The Court of Appeal answered this question in the negative in AA and others v BB and another [2021] EWCA Civ 1017. The respondent had challenged the continuation of a worldwide freezing order on the basis that the assets within its ambit were already the subject of CROs sought by the Serious Fraud Office under the Proceeds of Crime Act 2002 (POCA 2002) and so there was no justification for the worldwide freezing order since there was no real risk of a dissipation of assets.

The court held that the existence of the CROs did not preclude the grant of worldwide freezing orders. A real risk of dissipation remained, the court said, because at any point the CRO proceedings could be abandoned or varied, leaving the claimant without any protection unless a worldwide freezing order was also in place.

The decision highlights the fundamental differences, as the court put it, between public body CRO proceedings under POCA 2002 and private law proceedings for a worldwide freezing order. At the same time, it should be remembered that the decision to grant a freezing order where a CRO is in existence remains discretionary and will require consideration by the court of all the circumstances of the case.

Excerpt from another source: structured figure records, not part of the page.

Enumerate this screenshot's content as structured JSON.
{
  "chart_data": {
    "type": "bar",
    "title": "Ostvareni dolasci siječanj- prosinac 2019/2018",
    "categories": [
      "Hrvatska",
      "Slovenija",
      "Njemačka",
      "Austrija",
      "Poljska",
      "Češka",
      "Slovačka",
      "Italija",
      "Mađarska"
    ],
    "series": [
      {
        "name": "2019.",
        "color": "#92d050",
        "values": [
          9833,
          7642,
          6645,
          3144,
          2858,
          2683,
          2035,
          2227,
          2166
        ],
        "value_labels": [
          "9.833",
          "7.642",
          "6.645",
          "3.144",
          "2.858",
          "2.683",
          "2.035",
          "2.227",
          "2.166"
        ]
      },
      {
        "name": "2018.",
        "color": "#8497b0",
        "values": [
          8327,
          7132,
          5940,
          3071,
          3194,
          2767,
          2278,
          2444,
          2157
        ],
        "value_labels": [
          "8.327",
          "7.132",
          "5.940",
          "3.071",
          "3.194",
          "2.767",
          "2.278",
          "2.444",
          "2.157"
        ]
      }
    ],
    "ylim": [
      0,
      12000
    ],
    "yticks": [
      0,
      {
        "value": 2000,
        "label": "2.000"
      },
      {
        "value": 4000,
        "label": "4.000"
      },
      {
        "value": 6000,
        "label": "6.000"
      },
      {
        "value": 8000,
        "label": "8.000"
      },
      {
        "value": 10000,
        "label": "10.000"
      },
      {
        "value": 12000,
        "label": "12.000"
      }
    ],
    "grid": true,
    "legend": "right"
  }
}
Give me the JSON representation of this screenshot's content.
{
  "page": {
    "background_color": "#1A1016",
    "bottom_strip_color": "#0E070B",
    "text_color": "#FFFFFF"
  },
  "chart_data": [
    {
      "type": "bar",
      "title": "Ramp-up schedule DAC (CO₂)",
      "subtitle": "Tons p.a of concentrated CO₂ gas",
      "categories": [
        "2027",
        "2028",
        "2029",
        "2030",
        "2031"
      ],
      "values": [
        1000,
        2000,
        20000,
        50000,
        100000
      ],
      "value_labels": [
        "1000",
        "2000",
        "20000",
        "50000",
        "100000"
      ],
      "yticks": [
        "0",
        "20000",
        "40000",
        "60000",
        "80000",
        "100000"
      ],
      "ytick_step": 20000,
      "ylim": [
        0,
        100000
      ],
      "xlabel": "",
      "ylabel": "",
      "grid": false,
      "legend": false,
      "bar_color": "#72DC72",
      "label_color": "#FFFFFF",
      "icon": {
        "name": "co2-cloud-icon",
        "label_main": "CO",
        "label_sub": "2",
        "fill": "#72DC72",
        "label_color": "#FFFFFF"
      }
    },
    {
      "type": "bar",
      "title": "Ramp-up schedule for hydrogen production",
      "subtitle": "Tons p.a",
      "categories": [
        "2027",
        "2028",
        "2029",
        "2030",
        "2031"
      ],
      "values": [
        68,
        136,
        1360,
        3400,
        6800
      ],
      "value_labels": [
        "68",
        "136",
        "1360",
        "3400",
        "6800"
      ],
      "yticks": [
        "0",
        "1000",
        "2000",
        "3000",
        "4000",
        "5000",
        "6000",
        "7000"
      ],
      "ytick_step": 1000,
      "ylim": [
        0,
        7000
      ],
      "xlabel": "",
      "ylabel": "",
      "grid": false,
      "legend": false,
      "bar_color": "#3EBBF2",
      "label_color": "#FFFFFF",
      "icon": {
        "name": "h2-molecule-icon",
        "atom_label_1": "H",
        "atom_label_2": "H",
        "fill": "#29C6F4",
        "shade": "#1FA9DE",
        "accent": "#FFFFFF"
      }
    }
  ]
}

The rise of cryptocurrency is presenting applicants and the courts with new challenges when it comes to defining the scope of freezing orders. Two issues in particular have been considered in recent cases:

(1) Whether cryptocurrency constitutes property such as to fall within an asset class that can be subject to a freezing order.

(2) The high degree of secrecy provided by cryptocurrency and the challenges this can pose in identifying respondents and the location of the currency and in establishing the court’s jurisdiction.

In respect of the first issue, there is clear authority confirming that cryptocurrency is property under the common law and that this may be subject to freezing orders, including proprietary injunctions. This was the view taken by the court in AA v Persons Unknown and Ors, Re Bitcoin [2019] EWHC 3556, adopting a legal statement commissioned by the UK Jurisdiction Taskforce shortly beforehand, and subsequently in Ion Science Ltd v Persons Unknown and others (unreported, 21 December 2020 (Commercial Court)).

In the latter case, the court went on to consider its jurisdiction over persons unknown, where their location was not known, and the lex situs (or location) of a cryptoasset. It considered that there was a serious issue to be tried that the lex situs was the place where the person or company who owned it was domiciled. Here, the court considered that:

(1) the alleged fraud had occurred within the jurisdiction in view of representations made, transfers of funds and remote access that had been gained to the second applicant’s computer; and

(2) it related to Bitcoin that was, or had been, within the jurisdiction.

A similar approach was adopted in Ltd and another company v Persons Unknown Category A and others [2021] EWHC 2254 (Comm), where the court developed further the jurisprudence regarding defining persons unknown. Rejecting the first respondent’s original proposal to define persons unknown as too wide ranging, the court said that three categories of person should be identified in the order: those who were involved in the fraud; those who had received assets without having paid a full price for them; and innocent receivers. The court emphasised the importance of maintaining a careful focus on what relief was being sought against each category, limiting the relief available against innocent receivers in particular to those assets which they either knew, or ought reasonably to have known, belonged to the claimant or did not belong to them.

These represent but some of the issues that will confront applicants. Careful thought will need to be given to the information sought from respondents, including details of the relevant cryptocurrency wallets, as well as the volatility of cryptocurrency and the exposure this can present to the applicant when giving an undertaking in damages. While helpful jurisprudence has already developed on some issues, others remained to be examined by the courts, and it is likely that such a rapidly developing area will continue to pose novel issues for applicants and judges.